Na dita “nova onda” do cinema romeno, pouco de novo ou realmente estimulante nos foi revelado. A euforia de um cinema que se afirma para o mundo em consonância com um contemplar de vastas possibilidades pós-regime comunista não parecia se apresentar traduzida em termos formais, ou seja, numa expressão que traduzisse de alguma forma as problemáticas aparentemente em pauta (sociedade aberta para o capitalismo consumista, estruturas estatais enferrujadas e em conflito com a necessidade de movimento). Corneliu Porumboiu, no entanto, dentre os diretores revelados ao ocidente, talvez seja aquele cujas proposições cênicas tenham de fato alguma relevância dentro do cenário contemporâneo, em suas articulações com o contexto local e o internacional.

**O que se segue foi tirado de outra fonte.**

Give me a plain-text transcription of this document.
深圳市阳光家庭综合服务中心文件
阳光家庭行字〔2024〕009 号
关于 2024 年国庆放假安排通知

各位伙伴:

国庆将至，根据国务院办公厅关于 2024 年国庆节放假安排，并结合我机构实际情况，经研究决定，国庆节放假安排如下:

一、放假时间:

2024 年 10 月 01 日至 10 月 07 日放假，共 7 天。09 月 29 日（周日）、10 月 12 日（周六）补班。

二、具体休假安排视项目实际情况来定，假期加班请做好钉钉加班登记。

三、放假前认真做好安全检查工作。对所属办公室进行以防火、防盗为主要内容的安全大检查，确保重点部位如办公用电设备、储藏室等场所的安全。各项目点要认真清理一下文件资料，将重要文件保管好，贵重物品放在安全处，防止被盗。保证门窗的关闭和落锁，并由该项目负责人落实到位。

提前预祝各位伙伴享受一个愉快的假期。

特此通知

Em Polícia, Adjetivo, a pseudo-trama policial diluída no tempo nos coloca face a face com um detetive cujas intermináveis rondas inquisitivas parecem estáticas – como um trabalho burocrático atrás de uma mesa de escritório –, tal o nível de inação nas cenas. Porumboiu parece buscar aí uma depuração do tempo que se aproxime da experiência vivenciada pelo personagem, dando efetivamente grande margem ao tédio. Afinal, a Romênia que ele filma luta contra a inércia. Das leis inflexíveis, do funcionarismo público preguiçoso, de uma lógica de funcionamento pragmática e acomodada. A mobilidade estabelece então uma dialética precária com esta estaticidade morta. A câmera fixa limita-se a movimentos em torno de seu próprio eixo para registrar deslocamentos dos personagens pelo espaço. A mudança está no horizonte, mas sua chegada é incerta e manifesta-se pelo nonsense, como o tópico da mudança ortográfica ou a interminável discussão retórica para justificar a presente aplicação de uma lei local que dará em breve lugar às leis comuns da União Européia.

O eventual humor, que sempre irrompe beirando o absurdo, é resultado da exasperação de um olhar eminentemente lógico e racional aplicado à realidade. Desta forma, o grande momento de ação que se anuncia (o flagrante dos usuários de droga, finalmente) só nos vem esquadrinhado, traçado em duas dimensões no papel, planificado enfim. E o clímax do filme é precisamente a discussão entre o delegado e o policial, na qual o primeiro recorre exaustivamente ao dicionário para dar corpo e razão à atividade (e por que não dizer também existência) do segundo. A lei entalhada em pedra subsiste, em todo o seu peso, esmagando qualquer tentativa de fuga do prescrito. O quadro, rígido, circunscreve o todo, mantendo-se a certa distância, de modo a instaurar na cena uma determinada invisibilidade. Há algo em Polícia, Adjetivo que embora cercado e encurralado (pela falta de movimento, pelas regras e lógicas incansáveis) foge ao perscrutamento do olhar. Os cigarros que o policial colhe na “cena do crime”, os laudos de laboratório, o vídeo da música que ouvimos a todo volume, e por aí vai.

Da mesma forma que em A Leste de Bucareste, em que tudo se resumia a exercícios de lógica que pudessem revelar algo que simplesmente não era visível (a evidência em uma imagem da participação de uma pequena cidade na Revolução Romena), Polícia, Adjetivo cria uma grande estrutura para revelar um vazio. A grande questão do projeto de Porumboiu, porém, é o fato de que toda a significação está na estrutura, no arcabouço intelectual montado, e a matéria do filme termina por se revelar frágil, quase insustentável. As questões levantadas são vastas, os processos mentais despertados numerosos, mas a substância do universo filmado nunca chega a encontrar propriamente um sustentáculo que pudesse lhe dar um sentido potente e arrebatador.